We were herded forward toward the fields, where endless rows of crops shimmered in the heat. The soil was dry, unyielding, but still we dug with rusted tools, our chains clattering with every movement. Sweat stung my eyes, salt burning raw skin, while flies swarmed around us, feeding on open wounds.

Kael's despair pressed into me, heavier than the sun itself. He no longer dreamed of freedom, no longer prayed for rescue. He wanted only one thing: release. And that release had a single shape—a rope, a fall, an end.
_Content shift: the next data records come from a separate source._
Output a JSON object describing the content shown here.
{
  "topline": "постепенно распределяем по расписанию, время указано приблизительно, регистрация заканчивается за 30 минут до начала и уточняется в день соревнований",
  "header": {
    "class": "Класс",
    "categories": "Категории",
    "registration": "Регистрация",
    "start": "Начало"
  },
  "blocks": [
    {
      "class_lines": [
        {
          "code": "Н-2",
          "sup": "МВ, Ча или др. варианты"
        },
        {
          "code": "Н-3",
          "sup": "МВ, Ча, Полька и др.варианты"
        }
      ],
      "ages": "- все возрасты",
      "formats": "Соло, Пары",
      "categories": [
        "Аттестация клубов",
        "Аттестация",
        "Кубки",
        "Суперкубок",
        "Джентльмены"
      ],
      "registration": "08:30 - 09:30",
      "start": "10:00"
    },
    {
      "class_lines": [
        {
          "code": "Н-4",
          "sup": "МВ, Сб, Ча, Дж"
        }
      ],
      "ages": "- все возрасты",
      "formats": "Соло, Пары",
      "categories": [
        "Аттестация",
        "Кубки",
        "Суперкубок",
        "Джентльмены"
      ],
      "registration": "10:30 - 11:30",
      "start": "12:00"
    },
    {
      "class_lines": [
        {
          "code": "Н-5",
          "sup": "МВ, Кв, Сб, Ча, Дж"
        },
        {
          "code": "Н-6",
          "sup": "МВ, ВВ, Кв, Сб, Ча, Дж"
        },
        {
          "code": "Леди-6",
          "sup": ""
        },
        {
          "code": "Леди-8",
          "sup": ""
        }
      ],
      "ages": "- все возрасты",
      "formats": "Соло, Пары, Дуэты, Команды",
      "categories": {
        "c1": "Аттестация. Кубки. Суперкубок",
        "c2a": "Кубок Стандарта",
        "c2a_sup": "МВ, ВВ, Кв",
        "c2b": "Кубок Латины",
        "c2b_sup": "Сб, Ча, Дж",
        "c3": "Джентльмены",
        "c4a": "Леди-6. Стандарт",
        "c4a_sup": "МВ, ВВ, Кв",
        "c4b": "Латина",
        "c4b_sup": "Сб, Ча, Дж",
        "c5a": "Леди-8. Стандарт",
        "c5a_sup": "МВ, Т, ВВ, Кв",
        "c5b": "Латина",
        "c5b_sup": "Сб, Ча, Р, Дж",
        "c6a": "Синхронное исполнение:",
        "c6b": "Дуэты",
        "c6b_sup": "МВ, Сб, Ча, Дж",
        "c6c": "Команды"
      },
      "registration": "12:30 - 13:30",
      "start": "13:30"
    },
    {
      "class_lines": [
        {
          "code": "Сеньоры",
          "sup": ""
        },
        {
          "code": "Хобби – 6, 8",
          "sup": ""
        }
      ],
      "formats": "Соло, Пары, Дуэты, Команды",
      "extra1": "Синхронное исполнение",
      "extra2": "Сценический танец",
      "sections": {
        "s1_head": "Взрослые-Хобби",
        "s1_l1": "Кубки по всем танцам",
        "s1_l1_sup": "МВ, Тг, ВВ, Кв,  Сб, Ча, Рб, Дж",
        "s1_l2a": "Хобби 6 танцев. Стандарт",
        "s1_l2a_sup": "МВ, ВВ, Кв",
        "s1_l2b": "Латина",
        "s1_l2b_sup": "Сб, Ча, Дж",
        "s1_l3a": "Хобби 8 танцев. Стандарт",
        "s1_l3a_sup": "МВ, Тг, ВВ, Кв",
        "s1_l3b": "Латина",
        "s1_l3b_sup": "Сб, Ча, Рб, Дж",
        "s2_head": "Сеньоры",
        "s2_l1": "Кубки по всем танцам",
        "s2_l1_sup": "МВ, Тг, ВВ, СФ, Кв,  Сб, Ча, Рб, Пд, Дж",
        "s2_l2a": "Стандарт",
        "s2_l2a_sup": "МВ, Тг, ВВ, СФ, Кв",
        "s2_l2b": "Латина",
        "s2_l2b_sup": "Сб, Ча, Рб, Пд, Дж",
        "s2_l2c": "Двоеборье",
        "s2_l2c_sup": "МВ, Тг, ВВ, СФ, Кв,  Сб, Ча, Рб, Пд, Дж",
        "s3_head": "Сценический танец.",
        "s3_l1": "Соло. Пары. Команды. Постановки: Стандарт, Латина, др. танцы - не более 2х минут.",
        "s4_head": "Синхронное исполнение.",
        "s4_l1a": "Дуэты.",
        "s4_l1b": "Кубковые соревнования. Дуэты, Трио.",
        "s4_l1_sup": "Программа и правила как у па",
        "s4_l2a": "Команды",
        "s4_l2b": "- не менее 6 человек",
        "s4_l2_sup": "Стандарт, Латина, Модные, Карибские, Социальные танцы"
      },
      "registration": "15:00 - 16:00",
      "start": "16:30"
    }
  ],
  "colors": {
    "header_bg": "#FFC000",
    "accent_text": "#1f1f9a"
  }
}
I felt it already, the whisper curling inside his skull. One night. One chance. One step into silence.

The thought lingered like a shadow, never far. Every lash, every curse from the overseer, every hour of labor carved it deeper. My own chest tightened with it. I had known betrayal, Elias had known guilt, the boy had known abandonment—but Kael… Kael knew captivity.

And captivity was its own kind of death.

The sun dipped lower, painting the sky with streaks of red, but there was no beauty in it. Just another day survived, another night of aching bones and broken hope to come. As we were marched back to the shacks, my wrists bleeding from the chains, Kael's thought pulsed like a heartbeat inside me.

End it. Tonight.

I stumbled, nearly falling, and the overseer barked a curse. The whip cracked again, but the pain barely registered. What terrified me more was the certainty blooming inside Kael, inside me.

The rope was waiting.

And unless I found a way to stop him, it would be the last thing either of us ever felt.